As personal injury attorneys, located in Rock Hill, South Carolina, we know that, surprisingly, more than 10% of the people killed in car accidents in South Carolina each year are pedestrians. The National Highway Traffic Safety Administration (NHTSA) research concluded that 113 of 828 people (13%) who died in car accidents in our state were on foot, walking, running, jogging, hiking, sitting or lying down near or on a roadway. When such an accident occurs, the injured pedestrian, or the family of a deceased pedestrian, may be entitled to compensation for their losses. In this article, we will discuss steps to take if hit by a vehicle, the types of injuries associated with pedestrian-vehicle accidents and duty of care in South Carolina.
What Should I Do If Hit By a Car in South Carolina?
Get to safety and seek medical attention. First and foremost, you need to protect your health and safety. If you have been struck by a vehicle, you need to get out of the road and away from traffic. Depending on the severity of your injuries, you may require immediate emergency medical assistance. Do not let the cost of treatment prevent you from seeking medical assistance. Your health is priceless, and if another person caused your injuries, a personal injury attorney may be able to help you recover medical expenses. However, the top priority after an accident, whether you were a driver, passenger or pedestrian, is to seek medical assistance. A doctor’s report may be valuable evidence if you make a claim against the at-fault party.

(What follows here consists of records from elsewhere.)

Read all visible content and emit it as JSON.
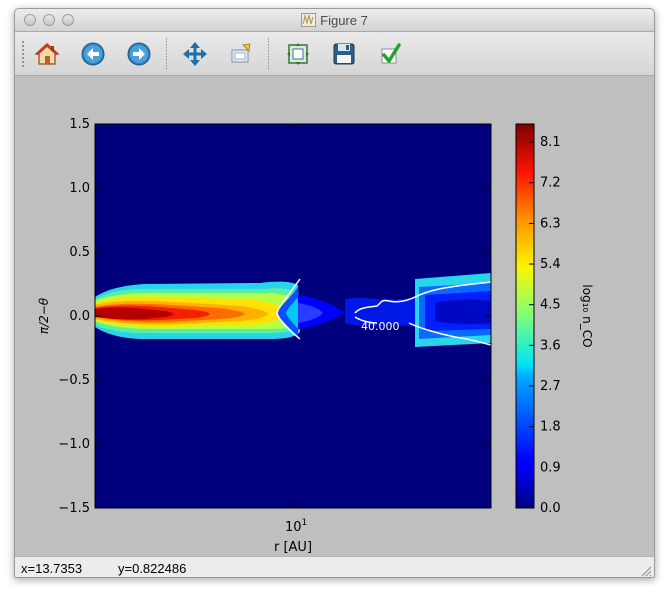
{
  "window": {
    "title": "Figure 7"
  },
  "toolbar": {
    "buttons": [
      {
        "id": "home",
        "icon": "home-icon"
      },
      {
        "id": "back",
        "icon": "back-arrow-icon"
      },
      {
        "id": "forward",
        "icon": "forward-arrow-icon"
      },
      {
        "id": "pan",
        "icon": "move-arrows-icon"
      },
      {
        "id": "zoom",
        "icon": "zoom-rect-icon"
      },
      {
        "id": "subplots",
        "icon": "subplots-config-icon"
      },
      {
        "id": "save",
        "icon": "floppy-disk-icon"
      },
      {
        "id": "edit",
        "icon": "checkmark-icon"
      }
    ]
  },
  "status": {
    "x": "x=13.7353",
    "y": "y=0.822486"
  },
  "chart_data": {
    "type": "heatmap",
    "title": "",
    "xlabel": "r [AU]",
    "ylabel": "π/2−θ",
    "x_scale": "log",
    "x_ticks": [
      "10¹"
    ],
    "y_ticks": [
      "1.5",
      "1.0",
      "0.5",
      "0.0",
      "−0.5",
      "−1.0",
      "−1.5"
    ],
    "ylim": [
      -1.5,
      1.5
    ],
    "colorbar": {
      "label": "log₁₀ n_CO",
      "ticks": [
        "8.1",
        "7.2",
        "6.3",
        "5.4",
        "4.5",
        "3.6",
        "2.7",
        "1.8",
        "0.9",
        "0.0"
      ],
      "range": [
        0.0,
        8.5
      ]
    },
    "contour_label": "40.000",
    "colors": {
      "background": "#00007f",
      "frame": "#bfbfbf"
    }
  }
}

Call the police. Contact the police as soon as the accident occurs as they can contact the necessary emergency services. Make sure an officer creates a report. Your accident attorney may be able to use it to prove negligence and liability. You should make a statement to the officer to ensure that your side of the story is included in the report.
Exchange information with the driver. You can never obtain enough information about the incident.
- Phone number
- Driver’s license number
- License plate number
- Vehicle make and model
- Witness statements including their contact information
- Photographs may prove to be very important for any future personal injury claim
What Types of Pedestrian-Vehicle Accident Injuries Occur in South Carolina?

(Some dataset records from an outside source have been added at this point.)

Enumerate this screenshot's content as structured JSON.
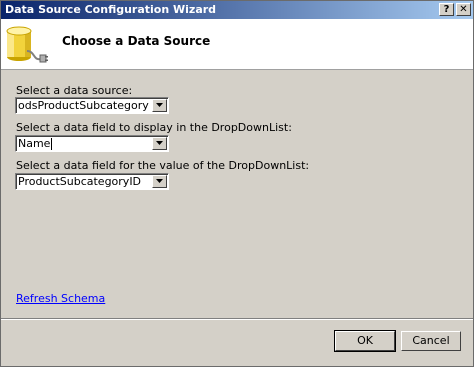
{
  "window": {
    "title": "Data Source Configuration Wizard",
    "help_label": "?",
    "close_label": "✕"
  },
  "header": {
    "title": "Choose a Data Source",
    "icon": "database-icon"
  },
  "form": {
    "data_source": {
      "label": "Select a data source:",
      "value": "odsProductSubcategory"
    },
    "display_field": {
      "label": "Select a data field to display in the DropDownList:",
      "value": "Name"
    },
    "value_field": {
      "label": "Select a data field for the value of the DropDownList:",
      "value": "ProductSubcategoryID"
    }
  },
  "links": {
    "refresh_schema": "Refresh Schema"
  },
  "buttons": {
    "ok": "OK",
    "cancel": "Cancel"
  },
  "colors": {
    "titlebar_start": "#0a246a",
    "titlebar_end": "#a6caf0",
    "dialog_bg": "#d4d0c8",
    "link": "#0000ff"
  }
}
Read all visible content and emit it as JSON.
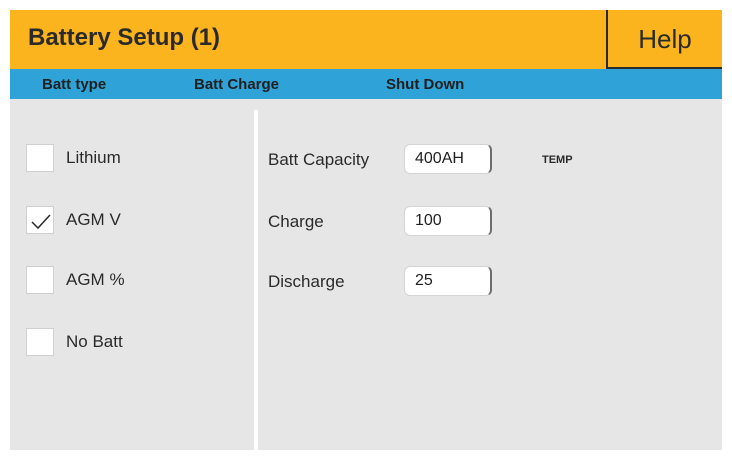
{
  "header": {
    "title": "Battery Setup (1)",
    "help_label": "Help",
    "accent_color": "#fbb41e"
  },
  "tabs": [
    {
      "label": "Batt type"
    },
    {
      "label": "Batt Charge"
    },
    {
      "label": "Shut Down"
    }
  ],
  "tab_bar_color": "#2fa2d8",
  "battery_types": [
    {
      "label": "Lithium",
      "checked": false
    },
    {
      "label": "AGM V",
      "checked": true
    },
    {
      "label": "AGM %",
      "checked": false
    },
    {
      "label": "No Batt",
      "checked": false
    }
  ],
  "settings": {
    "capacity": {
      "label": "Batt Capacity",
      "value": "400AH"
    },
    "charge": {
      "label": "Charge",
      "value": "100"
    },
    "discharge": {
      "label": "Discharge",
      "value": "25"
    },
    "temp_label": "TEMP"
  }
}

As you may imagine, a two-ton vehicle can cause significant damage to the human body.
Traumatic brain injuries. Traumatic Brain Injuries (TBI’s) are caused when an outside force causes brain dysfunction, usually a violent blow to the head or body that in many cases is the result of a car accident. While some traumatic brain injuries can be minor, others can have severe medical consequences.

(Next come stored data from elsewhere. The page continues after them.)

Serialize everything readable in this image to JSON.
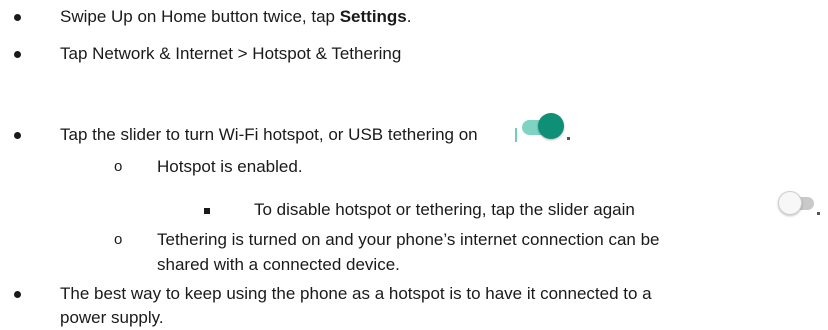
{
  "steps": {
    "step1_pre": "Swipe Up on Home button twice, tap ",
    "step1_bold": "Settings",
    "step1_post": ".",
    "step2": "Tap Network & Internet > Hotspot & Tethering",
    "step3": "Tap the slider to turn Wi-Fi hotspot, or USB tethering on",
    "sub1_marker": "o",
    "sub1": "Hotspot is enabled.",
    "subsub1": "To disable hotspot or tethering, tap the slider again",
    "sub2_marker": "o",
    "sub2_line1": "Tethering is turned on and your phone’s internet connection can be",
    "sub2_line2": "shared with a connected device.",
    "step4_line1": "The best way to keep using the phone as a hotspot is to have it connected to a",
    "step4_line2": "power supply."
  },
  "colors": {
    "toggle_on_knob": "#0e8f76",
    "toggle_on_track": "#7fd3c3",
    "toggle_off_track": "#c9c9c9",
    "toggle_off_knob": "#f7f7f7"
  },
  "icons": {
    "toggle_on": "toggle-on-icon",
    "toggle_off": "toggle-off-icon"
  }
}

Spinal cord injuries. A spinal cord injury can also stem from a sudden, traumatic blow but in this case to the spine that fractures or dislocates vertebrae. Because the spinal cord is the mechanism for transmitting signals between the brain and the body, even minute damage can have life-changing results.
Fractures. A bone fracture occurs when the physical force exerted on a bone is stronger than the bone itself. While treatable, the injury can cause lifelong pain and medical problems that can impact the victims well being and quality of life.
Soft Tissue Injuries. There are a variety of injuries that can be considered soft tissue injuries, including bruises, lacerations, tears, dislocations, and sprains. While many soft tissue injuries are self-resolving with little medical intervention, they can cause significant pain and may keep victims from engaging in everyday activities and working for weeks or even months. In addition, they can leave victims with unsightly scarring or other permanent issues that can have an impact on their emotional well-being.
Amputations. In some instances, the forces involved in pedestrian accidents can have significant lifelong repercussions on the victim’s body such as the accidental amputation of limbs and extremities.
Broken Bones. Broken bones are among the most common injuries sustained by pedestrians who are struck by cars, trucks, or other motorized vehicles. These injuries occur when an external force causes a break in the continuity of a bone. Broken bones can be extremely painful and can require intensive medical treatment to correct.
Emotional Trauma. Not all injuries are physical. In fact, even if an individual does not suffer permanent physical injuries, he or she may suffer lasting emotional trauma. Because being struck by a vehicle is a traumatic experience, pedestrians may be unable to cope with the emotional trauma it causes.
Death. Pedestrians being struck by a vehicle are at high risk of death. This is caused not only by the sheer size of vehicles but also because of the lack of protection for the pedestrian. The National Highway Traffic Safety Administration reported that there were 4,735 pedestrian deaths in 2013. Pedestrians are one of the few groups witnessing an increase in traffic-related deaths.
A pedestrian hit by a car traveling 15 miles per hour or less is not likely to sustain fatal injuries. Any faster, however, and the risk of severe injuries or death increases. The highest pedestrian accident rate is for 5- to 9-year-old boys, an age group most likely to dart into traffic. Though the elderly tend to be more cautious as pedestrians, they suffer almost twice the risk of death compared to children under the age of 14.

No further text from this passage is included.